I applied the shoe to the bull’s foot and the bull exploded, bucking, kicking and sending the shoe sailing over me, Walden and the pipe alley. As it flew through the air our power epoxy rained down in a thick drizzle. Walden tightened his grip on the rope and raised the foot higher. I wiped the sweat from my forehead, ran my hand through my hair and put my hat on the table. I found the shoe and we repeated the entire performance again. This time the catapulted shoe bounced off my right eyebrow and stuck to the post in the alleyway. Three more tries, two tubes of stick tite epoxy and two shoes later we had the shoe firmly attached to the old bull’s claw. I had Amie administer antibiotics and a bolus for pain management and Walden released the bull. We gathered our gear and the empty epoxy tubes and made for the truck.

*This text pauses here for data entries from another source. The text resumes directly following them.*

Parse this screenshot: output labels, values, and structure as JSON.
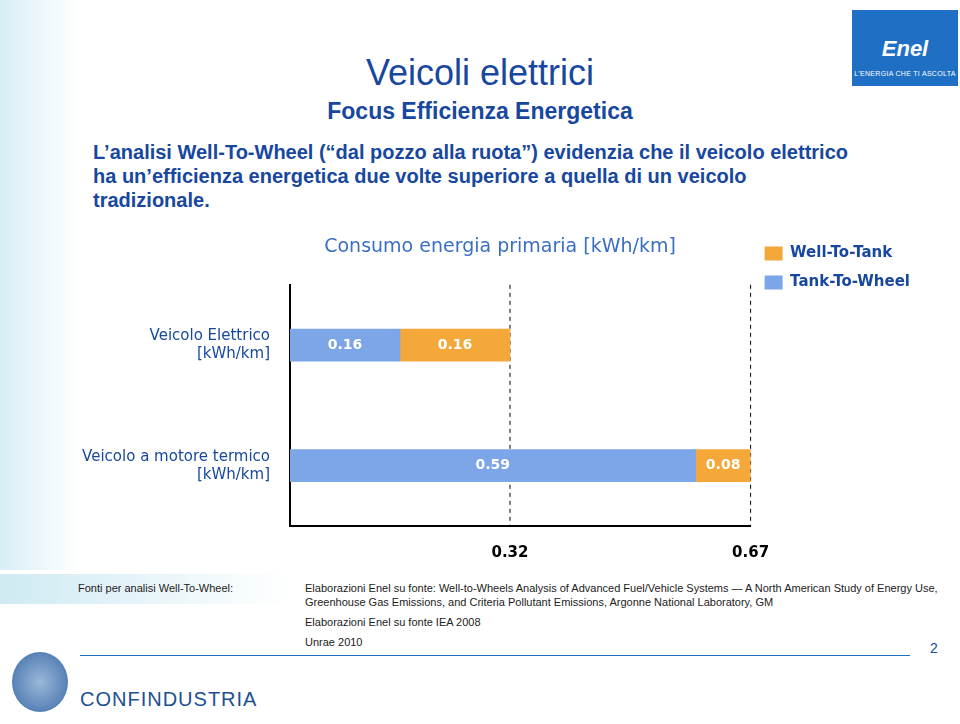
{
  "header": {
    "title": "Veicoli elettrici",
    "subtitle": "Focus Efficienza Energetica"
  },
  "intro": "L’analisi Well-To-Wheel (“dal pozzo alla ruota”) evidenzia che il veicolo elettrico ha un’efficienza energetica due volte superiore a quella di un veicolo tradizionale.",
  "chart_data": {
    "type": "bar",
    "title": "Consumo energia primaria [kWh/km]",
    "categories": [
      "Veicolo Elettrico [kWh/km]",
      "Veicolo a motore termico [kWh/km]"
    ],
    "series": [
      {
        "name": "Tank-To-Wheel",
        "color": "#7da6e8",
        "values": [
          0.16,
          0.59
        ]
      },
      {
        "name": "Well-To-Tank",
        "color": "#f4a83a",
        "values": [
          0.16,
          0.08
        ]
      }
    ],
    "orientation": "horizontal",
    "stacked": true,
    "data_labels": true,
    "legend": "top-right",
    "xlim": [
      0,
      0.67
    ],
    "xticks": [
      0.32,
      0.67
    ],
    "grid": true
  },
  "sources": {
    "label": "Fonti per analisi Well-To-Wheel:",
    "items": [
      "Elaborazioni Enel su fonte: Well-to-Wheels Analysis of Advanced Fuel/Vehicle Systems — A North American Study of Energy Use, Greenhouse Gas Emissions, and Criteria Pollutant Emissions, Argonne National Laboratory, GM",
      "Elaborazioni Enel su fonte IEA 2008",
      "Unrae 2010"
    ]
  },
  "logos": {
    "enel": "Enel",
    "enel_tagline": "L’ENERGIA CHE TI ASCOLTA",
    "confindustria": "CONFINDUSTRIA"
  },
  "page_number": 2
}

I noticed that Walden and Amie were trying not to stare. My face felt tight but I wiped my hands on my coveralls and crawled into the driver’s seat and headed home. Pulling onto the Farm-to-Market road I glanced into the rearview and pulled the truck off the road staring at the reflection in the mirror. The hair on the front of my head stood straight up and one side stuck straight out like a bad comb over, shalacked stiff with a light coating of epoxy. My right eyebrow was pulled up at an awkard angle, my left eyelid locked halfway down. My upper lip snarled up and to the right like a third rate Elvis impersonator. I had performed plastic surgery without Botox or a sharp blade. I had an epoxy facial. Back at the clinic I realized I was glued to the front seat. I slid out of my coveralls leaving them attached to the Chevy’s cloth seat and walked inside. I spent the rest of the day trying to hide my varnished hard hair and giving dog vaccines with three out of ten fingers glued together.
Hoof problems and lameness are frequent problems in a beef operation. Dry ground, hard ground, mowed stuble, mud and ice all cause damage to the bovine foot. Lame cattle need prompt attention, diagnosis and treatment: the true meaning of the professor’s idiom. Not all lameness is foot-rot (interdigital dermatitis) but 90% of all lameness is in the foot. A close inspection is really needed to identify the problem and treat the animal. I have pulled nails out of cattle that had been treated for two weeks for foot rot. Lameness can negatively affect weight gain,bull fertility and if left too long a simple infection can destroy a good animal. With lameness the sooner the better for diagnosis and treatment.
The next day a box of hoof epoxy arrived. I got a summer haircut in October removing the varnished locks of grey hair. Over the next two weeks my face returned to normal. It took days to get my fingerprints back and I was only accused once for winking at someone with my glued left eye. We soaked the glued back pocket of the coveralls with acetone to release them from the front seat. Walden’s bull became lame on the other hind leg but Walden treated him on his own with antibiotics from a dart rifle. That’s another story. I’d give a penny for your thoughts on that can of worms.